We need to combine the best of both worlds
To balance the speed of crypto innovation with the safety of traditionally slow financial services, May believes we need to combine the best of both worlds. A new and innovative ecosystem is needed to provide customer access to trade in DEX for customers who find existing DEX too complex to handle.
In order to enable institutional investors to participate in decentralized finance, you have to take some of the elements that people are accustomed to and combine them with the current innovative elements of cryptocurrency. This is part regulation and part consumer protection, similar to what the Internet has done in two industries.
Turbulence will always lead to uncertainty but it does not mean the end. Metallica sued Napster in the early 2000s and won. But it hasn’t stopped the music industry from moving from a closed ecosystem to an open digital one. Likewise, China has banned Google and Facebook, but users have found a way to get around that via VPN.
Sokolin believes that the current Chinese ban on cryptocurrency is not strong enough to stop the space. But it is important to know what the United States will do because its political position in the first place is somewhat puzzling. Regulation may slow progress, but it will not change basic design assets.
Taking old principles into a new ecosystem
Hassan thinks the Napster analogy is quite similar to what is currently happening in the crypto space. The ecosystem is new and the jurisdiction is new, but challenges occur when there is trading. Issues related to price discovery and post-trade transparency need to be resolved, and standards for behavior and accountability need to be established.

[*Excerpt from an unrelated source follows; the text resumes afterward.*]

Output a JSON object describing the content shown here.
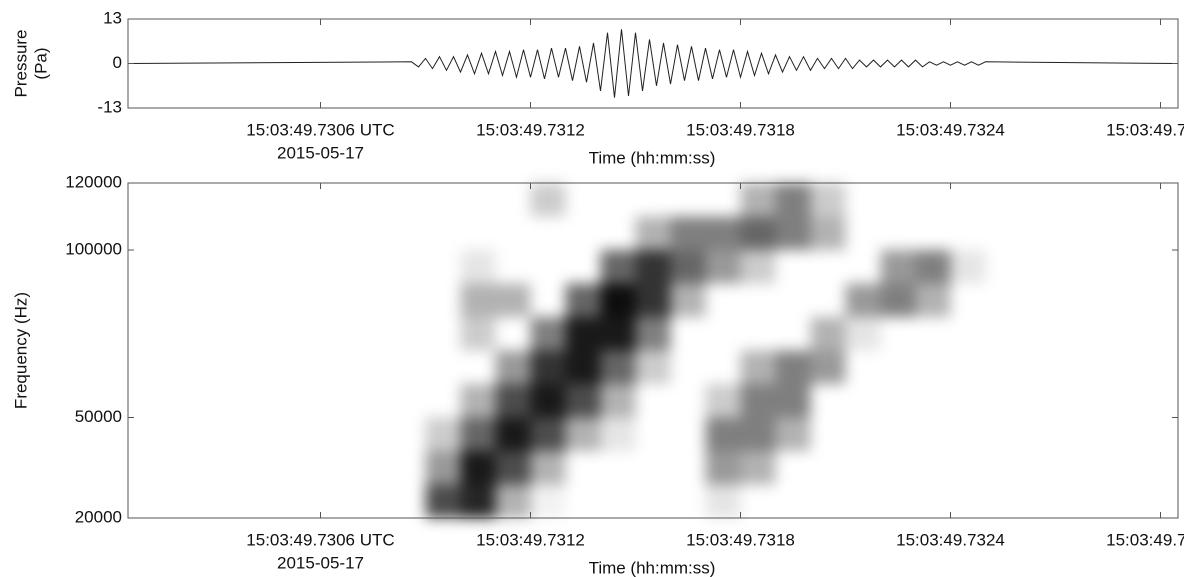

For example, how do you know who offers the most fair price for bitcoin? For this, we may need to take principles from the old world and apply them to the new world. There are fiduciary responsibilities for institutional investors because at the end of every investment chain, there is a retail investor.
Hassan also reveals that the DIFC is currently working on a crypto regulatory regime that will be published around December 2021.
In short, there are a host of regulatory and technical elements that need to be resolved for institutional investors to join in, but we are seeing positive movement in this area by various regulators and technology solution providers.